Pokémon Go a défrayé la chronique au départ dans les villes, mais pour les joueurs dans les campagnes qui n’avaient quasiment rien autour d’eux, le jeu n’était guère amusant et motivant, ceci s’est nettement dégradé quand on a perdu le radar de position car il fallait vraiment avancer à tâtons. Des problèmes qui soulèvent logiquement des questions, la couverture réseau du Japon n’est pas la même que dans les autres pays et on peut s’inquiéter de quelques couacs concernant l’utilisation nomade de la Switch avec l’absence potentielle (à confirmer encore pour le moment) du support 4G au profit du simple Wi-fi. A suivre.
Super Mario Run est d'abord un ambassadeur publicitaire de la marque
L’espoir de faire vendre des consoles reste l’objectif numéro 1, n’en déplaisent aux investisseurs. Le marché mobile a beau avoir été présenté comme le troisième pilier de Nintendo, le cœur de la marque reste le marché de ses consoles traditionnelles. Super Mario Run, comme Miitomo auparavant et probablement Fire Emblem et Animal Crossing dans quelques mois, ne sont que des produits d'accroche et n'ont pas l'ambition de révolutionner le jeu sur mobile.Image extraite de GoNintendo
Pourtant, tout n’est pas à jeter. Nintendo ne dévalorise pas ses IP et cela reste une force fondamentale. Il n’y a pas eu de massacre de la franchise et cela ne remet pas en cause le coût que l’on doit débourser pour un jeu en version console. Nintendo a fait le choix de maintenir un certain niveau de prix afin de ne pas dévaloriser ses propres univers. Les jeux pour mobiles doivent faire vendre les consoles et cela, Nintendo sait le faire.

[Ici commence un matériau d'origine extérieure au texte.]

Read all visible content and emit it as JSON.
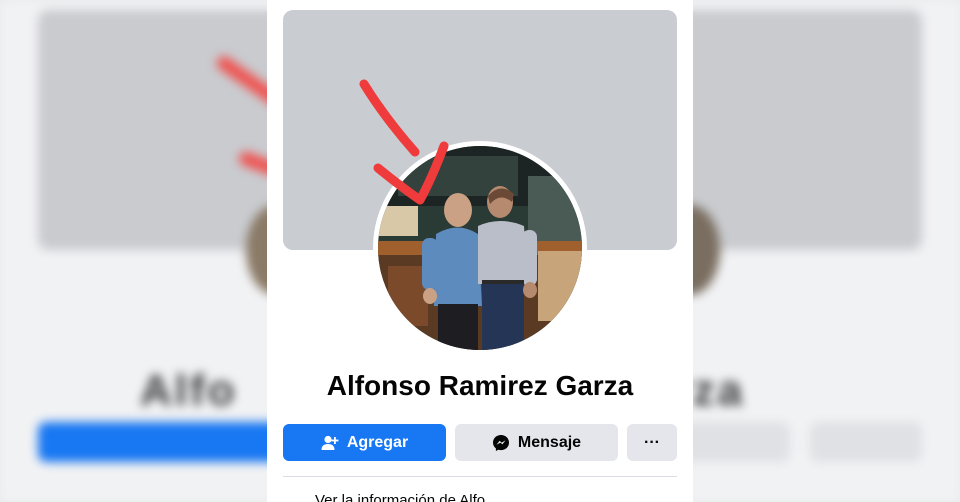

Après la sortie réussie de Pokémon Go sur mobile, Nintendo a déclaré dans son premier bilan semestriel 2017 que les ventes de matériel de la famille Nintendo 3DS étaient en hausse de 19% par rapport à l'année précédente et ils ont attribué cette croissance au succès de Pokémon Go. Avec l’arrivée de Pokémon Soleil et Lune en novembre 2016, NPD a rapporté que le duo était devenu le plus gros succès de la franchise Pokémon depuis ses débuts.
Avec la sortie en mars 2017 de la Nintendo Switch, cette visibilité de Super Mario Run qui va s’accroitre avec son arrivée sur Android est un bon timing pour la marque. La stratégie de Nintendo consiste toujours, avant tout, à amener les consommateurs vers leurs consoles et le rapport d'EEDAR (Electronic Entertanment Design and Research) sur le marché mobile 2016 a révélé que plus de 52% des joueurs mobiles jouent également activement aux jeux console.
Nintendo faisant la publicité de leurs IP clés à destination de ces joueurs mobiles est un excellent moyen de susciter l'intérêt pour le nouveau matériel et l’existant de Nintendo. La tentative réussie de Super Mario Run d’amener le regard de millions de joueurs vers la marque est un facteur clé dans le taux d’achat anticipé de la Switch.